Британская элита понемногу начала осознавать опасность, исходившую от нацистской Германии. В январе 1934 года Майский вспоминал, что полугодом раньше, едва стоило советскому представителю заикнуться о военной опасности, как британцы поднимали его на смех. К этому относились как ко все той же «старой советской пропаганде». Или говорили: «Не преувеличивайте». Теперь все изменилось. «Ситуация изменилась до неузнаваемости, — писал Майский. — Приехав в начале декабря [1933 года] в Лондон, я сразу попал в самую гущу весьма оживленных и неустанных разговоров о войне. В правительственных кругах, среди депутатов парламента, у дельцов Сити, на Флит-стрит (улице газет) <…> везде вы только и слышите, что разговоры о предстоящей войне.
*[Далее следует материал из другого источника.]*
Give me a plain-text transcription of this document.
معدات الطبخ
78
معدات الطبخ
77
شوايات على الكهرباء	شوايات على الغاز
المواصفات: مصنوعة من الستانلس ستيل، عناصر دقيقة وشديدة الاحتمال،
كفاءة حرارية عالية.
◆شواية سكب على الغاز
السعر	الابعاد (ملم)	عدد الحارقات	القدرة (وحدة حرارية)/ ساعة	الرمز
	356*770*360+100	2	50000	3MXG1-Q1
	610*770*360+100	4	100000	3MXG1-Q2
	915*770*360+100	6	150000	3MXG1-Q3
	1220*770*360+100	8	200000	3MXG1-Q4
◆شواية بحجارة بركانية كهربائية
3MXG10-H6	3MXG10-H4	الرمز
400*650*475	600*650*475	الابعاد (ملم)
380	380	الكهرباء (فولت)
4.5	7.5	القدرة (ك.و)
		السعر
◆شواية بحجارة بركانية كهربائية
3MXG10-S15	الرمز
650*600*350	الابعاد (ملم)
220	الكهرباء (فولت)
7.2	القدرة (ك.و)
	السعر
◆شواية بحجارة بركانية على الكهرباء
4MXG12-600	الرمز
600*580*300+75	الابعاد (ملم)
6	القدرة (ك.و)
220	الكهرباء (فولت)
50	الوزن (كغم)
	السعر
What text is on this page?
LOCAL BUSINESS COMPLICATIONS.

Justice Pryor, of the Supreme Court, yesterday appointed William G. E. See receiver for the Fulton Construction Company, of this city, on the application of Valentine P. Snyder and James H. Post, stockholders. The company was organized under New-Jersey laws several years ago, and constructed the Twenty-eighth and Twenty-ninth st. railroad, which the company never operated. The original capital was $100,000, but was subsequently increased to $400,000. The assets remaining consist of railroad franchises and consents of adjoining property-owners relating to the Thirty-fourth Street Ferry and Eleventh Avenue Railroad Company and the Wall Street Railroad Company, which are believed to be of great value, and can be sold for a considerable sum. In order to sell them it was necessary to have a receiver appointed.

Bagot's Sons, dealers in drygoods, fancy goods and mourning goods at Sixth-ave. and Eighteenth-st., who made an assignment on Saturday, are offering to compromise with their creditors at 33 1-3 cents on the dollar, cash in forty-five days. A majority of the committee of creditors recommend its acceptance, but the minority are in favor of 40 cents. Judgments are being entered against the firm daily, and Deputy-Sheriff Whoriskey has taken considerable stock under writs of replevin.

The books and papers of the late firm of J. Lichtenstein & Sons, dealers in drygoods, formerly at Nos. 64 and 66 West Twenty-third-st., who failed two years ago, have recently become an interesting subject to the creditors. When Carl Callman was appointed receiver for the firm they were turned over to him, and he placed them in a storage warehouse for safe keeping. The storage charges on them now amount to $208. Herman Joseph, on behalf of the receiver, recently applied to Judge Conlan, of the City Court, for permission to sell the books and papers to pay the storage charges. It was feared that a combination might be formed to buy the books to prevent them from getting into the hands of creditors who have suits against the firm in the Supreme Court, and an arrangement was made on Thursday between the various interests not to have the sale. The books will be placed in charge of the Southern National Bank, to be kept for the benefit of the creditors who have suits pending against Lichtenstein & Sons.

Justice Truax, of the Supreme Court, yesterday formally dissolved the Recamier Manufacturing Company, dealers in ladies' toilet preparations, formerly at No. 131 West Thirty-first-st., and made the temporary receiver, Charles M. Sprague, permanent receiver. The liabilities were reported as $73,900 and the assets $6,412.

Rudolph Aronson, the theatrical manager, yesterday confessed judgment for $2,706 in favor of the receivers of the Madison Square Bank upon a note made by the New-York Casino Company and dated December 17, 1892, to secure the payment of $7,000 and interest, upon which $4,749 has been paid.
Теперь, наоборот, стало признаком хорошего тона говорить, что война неизбежна, что война стоит где-то вот здесь за углом, и что к войне нужно готовиться». Споры шли лишь о том, когда именно вспыхнет война, где она начнется, останется ли она локализированной, или, наоборот, превратится в новую мировую войну. «Большинство людей, с которыми мне за последние месяцы приходилось говорить, выдвигают Германию, как главный источник военной угрозы, нависшей над миром» [700] .
700
И. М. Майский — Н. Н. Крестинскому. 9 января 1934 г. // АВПРФ. Ф. 010. Оп. 9. П. 35. Д. 7. Л. 4–8.